Ich schaue hoch in den sternenlosen Himmel.
«Wir sollten reingehen, um alle zu beruhigen», sage ich zu Christian.
«Warte.» Er hebt die Hand, als wolle er mein Gesicht berühren. Ich zucke zurück, dann zuckt er zurück. Nur Zentimeter von meiner Wange hält seine Hand inne, eine Pose, fast identisch mit der, die ich in der Vision an die hundertmal gesehen habe. Das wissen wir beide.
«Tut mir leid», sagt er. «Du hast da einen Fleck.» Er holt Luft, als wolle er eine bewusste Entscheidung fällen, und seine Finger streifen meine Haut. Mit dem Daumen streicht er über eine Stelle auf meiner Wange, dann reibt er daran. «So. Jetzt ist er weg.»
«Danke», sage ich und werde rot.
Genau in dem Moment geht die Tür auf; Tucker steht da und starrt uns an, erst mich, um sich zu vergewissern, dass ich unverletzt und in einem Stück bin, dann Christian und dessen Hand, die immer noch nah bei meinem Gesicht in der Luft schwebt. Tuckers Gesichtsausdruck wechselt von besorgt und voller Liebe zu etwas Dunklerem, einer Willenskraft, die ich schon einmal in dem Moment gesehen habe, als er mit mir Schluss machte.
Blitzartig wende ich mich von Christian ab.
«Tucker», sage ich. «Ich bin ja so froh, dass du noch hier bist.»
Ich werfe mich in seine Arme. Er umklammert mich fest.

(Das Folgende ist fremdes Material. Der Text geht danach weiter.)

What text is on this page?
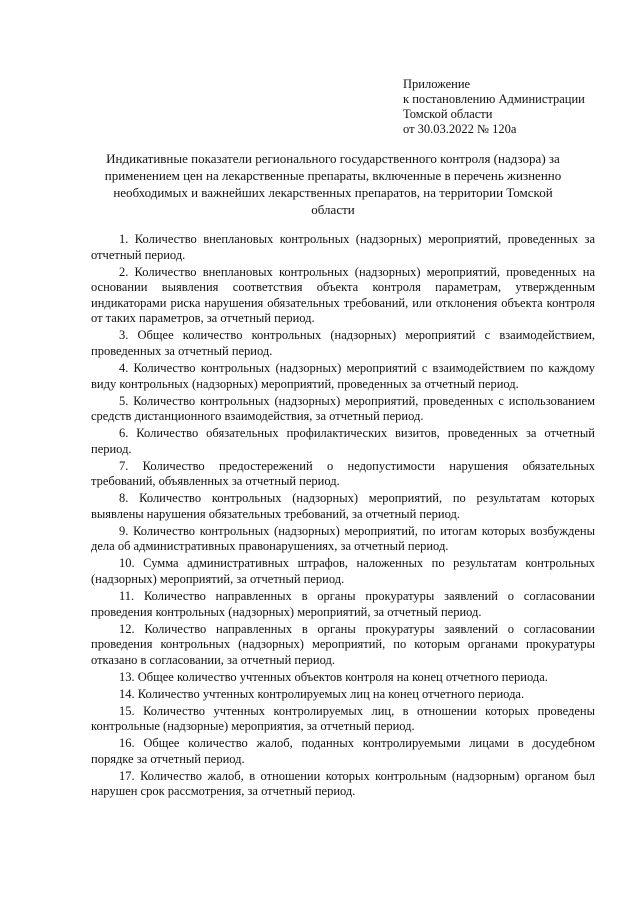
Приложение
к постановлению Администрации
Томской области
от 30.03.2022 № 120а
Индикативные показатели регионального государственного контроля (надзора) за применением цен на лекарственные препараты, включенные в перечень жизненно необходимых и важнейших лекарственных препаратов, на территории Томской области

1. Количество внеплановых контрольных (надзорных) мероприятий, проведенных за отчетный период.

2. Количество внеплановых контрольных (надзорных) мероприятий, проведенных на основании выявления соответствия объекта контроля параметрам, утвержденным индикаторами риска нарушения обязательных требований, или отклонения объекта контроля от таких параметров, за отчетный период.

3. Общее количество контрольных (надзорных) мероприятий с взаимодействием, проведенных за отчетный период.

4. Количество контрольных (надзорных) мероприятий с взаимодействием по каждому виду контрольных (надзорных) мероприятий, проведенных за отчетный период.

5. Количество контрольных (надзорных) мероприятий, проведенных с использованием средств дистанционного взаимодействия, за отчетный период.

6. Количество обязательных профилактических визитов, проведенных за отчетный период.

7. Количество предостережений о недопустимости нарушения обязательных требований, объявленных за отчетный период.

8. Количество контрольных (надзорных) мероприятий, по результатам которых выявлены нарушения обязательных требований, за отчетный период.

9. Количество контрольных (надзорных) мероприятий, по итогам которых возбуждены дела об административных правонарушениях, за отчетный период.

10. Сумма административных штрафов, наложенных по результатам контрольных (надзорных) мероприятий, за отчетный период.

11. Количество направленных в органы прокуратуры заявлений о согласовании проведения контрольных (надзорных) мероприятий, за отчетный период.

12. Количество направленных в органы прокуратуры заявлений о согласовании проведения контрольных (надзорных) мероприятий, по которым органами прокуратуры отказано в согласовании, за отчетный период.

13. Общее количество учтенных объектов контроля на конец отчетного периода.

14. Количество учтенных контролируемых лиц на конец отчетного периода.

15. Количество учтенных контролируемых лиц, в отношении которых проведены контрольные (надзорные) мероприятия, за отчетный период.

16. Общее количество жалоб, поданных контролируемыми лицами в досудебном порядке за отчетный период.

17. Количество жалоб, в отношении которых контрольным (надзорным) органом был нарушен срок рассмотрения, за отчетный период.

«Ich konnte nicht weg», sagt er.
«Ich weiß.»
«Ich meine, ganz wortwörtlich: Ich habe keine Fahrgelegenheit.»
«Wo ist meine Mutter?»
«Sie liegt auf der Couch und schläft. Es ist wohl alles in Ordnung mit ihr, aber sie ist völlig erschlagen. Sie war nicht gerade redselig.»
Christian räuspert sich verlegen.
«Ich sollte jetzt gehen», sagt er.
Ich zögere. Eigentlich hatte ich ihn mit zu mir nach Hause genommen, um mich gleich mit ihm und Mama zusammenzusetzen, damit er die Geschichte aus seiner Sicht erzählt und wir herausfinden, was das alles zu bedeuten hat. Aber das scheint jetzt nicht möglich zu sein.
«Wir reden später», sagt er.
Ich nicke.
Schnell dreht er sich weg und geht die Verandastufen hinunter.
«Wie wirst du denn jetzt nach Hause kommen?», fragt Tucker.
Einen kurzen Moment sieht Christian mir in die Augen.
«Ich rufe meinen Onkel an», sagt er langsam. «Ich geh runter zur Straße und warte da auf ihn.